ShiVa Engine V2 Beta 4 Released

 

ShiVa, a 3D WYSIWYG game engine, just released ShiVa 2.0 Beta 4.

 

From the release:

Beta 4 features

When we changed the rendering pipeline with Beta 3, we intended to move ShiVa into a better, more future-proof direction, that would give us lots of room for exciting new features in the future. Unfortunately, this also broke backwards compatibility with older ShiVa 1.9.2 generated STK packs. We are going to remedy this problem with Beta 4. In the Authoring Module, you will find a new target named ShiVa. From here, you can generate STKs containing either games or just resources, as well as STE packages. Naturally, these new STKs will be fully compatible with the new engine shaders.

For everyone working with Android, we are very pleased to tell you that ShiVa is now supporting Android Studio, which means error messages caused by newer SDK/NDK combinations that plagued your 1.9.2 development pipeline should be a thing of the past. We have a tutorial on the new process in our online docs.

androidstudio

As software engineers, we are naturally most excited about the changes under the hood. The Editor interface, which was previously rendered using Qt4, is now powered by modern Qt5 libraries. This might not sound like a big change, but in fact it completely overturned our schedule for this release. That means you are not getting the full feature set we originally envisioned for this release, but instead something much more valuable in the long run: optimization and performance. Previous Beta versions of ShiVa 2.0 have been rightfully criticized for loading assets and games much more slowly than 1.9.2, along with the framerate lock of 30 FPS on some hardware configurations. Qt5 forced us to implement some previously neglected enhancements, which led to a much needed performance boost. We are now able of reaching framerates well beyond 60 fps Vsync and hundreds to literally thousands of frames unsynced – depending on hardware configuration and scene complexity of course. These improvements carry over to all platforms, including Linux and the open source driver world, which now deliver playable framerates with most of the engine rendering features supported.

magnifyingFPS

The Apple TV engine has evolved and become a truly separate target with plugin support, not just an iOS afterthought. Beta 4 also adds full support for the Apple TV touch remote. We have mapped the touchpad to a conventional controller stick and Menu, Play as well as the Click to joypad buttons. The gyro is fully mapped too, of course.

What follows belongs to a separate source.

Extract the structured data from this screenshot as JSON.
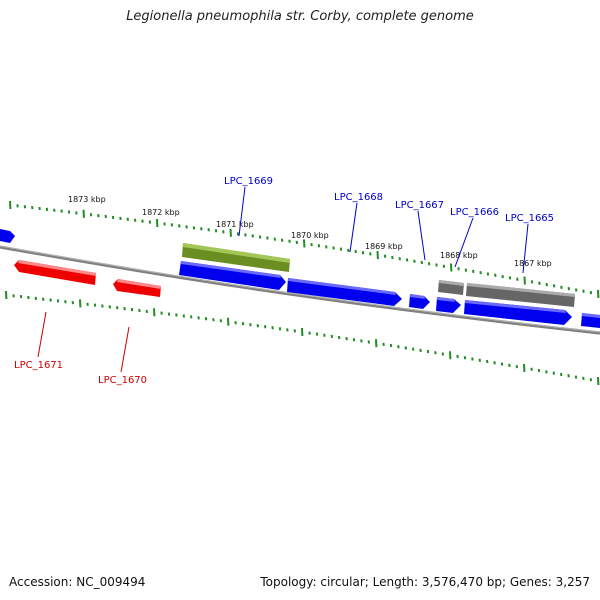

These are the big changes waiting for you in Beta 4. However we have added numerous tweaks to almost every module, and updated all the engine ports to support the current S3DX SDK. We hope you will enjoy these little changes wherever you may find them, because they add significantly to a smoother and more satisfying editing experience.

More Betas coming soon

The move to QT5 was much more work than originally anticipated, but we are now back on track working on the last missing modules. We are determined to ship a first public release of ShiVa 2.0 as soon as possible next year. Beta 4 was released just a little over a month after Beta 3.1, and we intend to keep the development momentum and bring you more Betas in quicker succession. Please make good use of our Beta website and especially our bugtracker. If you have already reported on our system, please check whether your bug has been fixed with the new version and close or bump the threat (add a note) when appropriate.